以下はこれら4点のマップケースを、僕ならどう持ち運ぶかを試してみた一例である。先ほどと同様、左上がイスカ、右上がオスプレー、左下がモンベル、右下がロックサックとなる。
イスカとオスプレーにはストラップがついているので、それをチェストハーネスに取り付けつつ、マップケース本体は歩行時にブラブラしないようにウエストハーネスと腹部の間に挟み込んだ。あまり深くウエストハーネスに差し込むと腹部に違和感が出てくるが、その点だけ微調整すれば、これで全く支障ない。
モンベルのマップケースにも細いコードが付属しており、同様に持ち歩くことができるだろう。だが今回は、僕がマップケースホルダーとして使用しているものと組み合わせた。これはもともとザ・ノース・フェイスがトレッキングポールホルダーとして販売していたものだが、これを胸元に固定すると丸めたマップケースが程よい位置に固定でき、とても便利なのだ。ストラップやコードが一切ついておらず、紛失しやすいロックサックの場合はますます都合がよかった。
胸元にマップケースを固定すると、ケースと内部の地図を失くさないようにキープしながら、いつでも自分の位置などを確認できる。このとき老眼の方は、少し離した場所で見られるように微調整するとよいだろう。
マップケースをバックパックのサイドポケットなどに入れている人は多いが、胸元に固定することをお勧めしたい。イスカのもののようにバックルで外せるものは、地図の入れ替えも簡単で、とくに有用だ。
ひと通りの確認が終了し、下山を始める。雨は小降りになっているが、地面は滑りやすい。最後に山伏峠の舗装路に出ると、少しだけ安心した。
今回は雨の中のテストだった。しかしこれから寒い冬になる。これらのマップケースの使い心地も変わってくるかもしれない。
おまけ。凍るほど寒い山ではどうだろう?
そんなわけで、自宅に帰ってから最後のテストを行なってみた。

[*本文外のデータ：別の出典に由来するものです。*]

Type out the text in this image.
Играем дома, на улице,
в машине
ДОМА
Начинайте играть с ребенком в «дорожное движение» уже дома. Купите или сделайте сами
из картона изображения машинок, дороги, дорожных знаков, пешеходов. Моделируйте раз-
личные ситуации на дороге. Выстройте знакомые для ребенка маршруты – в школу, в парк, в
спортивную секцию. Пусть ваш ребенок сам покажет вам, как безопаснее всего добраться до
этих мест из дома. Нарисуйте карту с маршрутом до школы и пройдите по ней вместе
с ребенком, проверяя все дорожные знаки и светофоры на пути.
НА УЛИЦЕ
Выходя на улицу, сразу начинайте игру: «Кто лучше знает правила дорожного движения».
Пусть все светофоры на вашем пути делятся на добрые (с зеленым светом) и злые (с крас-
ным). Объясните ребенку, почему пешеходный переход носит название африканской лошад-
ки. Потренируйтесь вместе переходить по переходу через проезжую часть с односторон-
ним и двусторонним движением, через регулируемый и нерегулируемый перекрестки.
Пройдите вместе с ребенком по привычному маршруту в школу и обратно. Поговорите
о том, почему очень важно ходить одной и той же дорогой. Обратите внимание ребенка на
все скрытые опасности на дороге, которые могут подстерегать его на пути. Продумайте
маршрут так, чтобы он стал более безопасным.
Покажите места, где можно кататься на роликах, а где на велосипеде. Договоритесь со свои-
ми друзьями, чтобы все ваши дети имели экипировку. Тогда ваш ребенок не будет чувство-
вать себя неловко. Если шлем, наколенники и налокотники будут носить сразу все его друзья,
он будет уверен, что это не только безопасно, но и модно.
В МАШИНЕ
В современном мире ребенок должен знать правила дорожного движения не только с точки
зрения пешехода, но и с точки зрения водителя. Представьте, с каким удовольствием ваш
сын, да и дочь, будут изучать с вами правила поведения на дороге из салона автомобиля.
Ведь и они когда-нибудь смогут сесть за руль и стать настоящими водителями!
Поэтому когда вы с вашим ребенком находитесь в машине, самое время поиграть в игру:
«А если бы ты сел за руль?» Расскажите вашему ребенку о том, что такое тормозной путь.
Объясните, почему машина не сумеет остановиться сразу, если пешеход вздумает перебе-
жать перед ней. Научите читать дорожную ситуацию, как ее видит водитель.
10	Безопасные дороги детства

マップケースを水に濡らし、冷凍庫に入れて凍らせるのである。内部の温度は-20℃程度だった。
表面素材が水を含みやすいイスカとオスプレーは凍結してゴワゴワになった。だが、使い勝手が著しく落ちるほどではない。ただし、ファスナー部分に水滴がついていた部分は固着して開きにくくなった。その点は留意して使ったほうがよさそうだ。ファスナー部分の問題に関してはモンベルとロックサックも同様。だが素材が水を含まない分だけマップケースが硬くなりにくく、気温が高い時期と同じように使えそうだった。
今回テストしたもののなかで、僕が使うならばモンベルかロックサック。ただし透明のフィルムだけなので傷みやすいかもしれない。ヤブや岩が多い場所であれば補強されているイスカかオスプレーだ。
あとはサイズ感。個人的にはモンベルがもう少しだけ大きいものを作ってくれると、地形図全体をカバーできて、すばらしいと思う。それまではいくつかのマップケースを使い分け、自分なりのベストを探していきたい。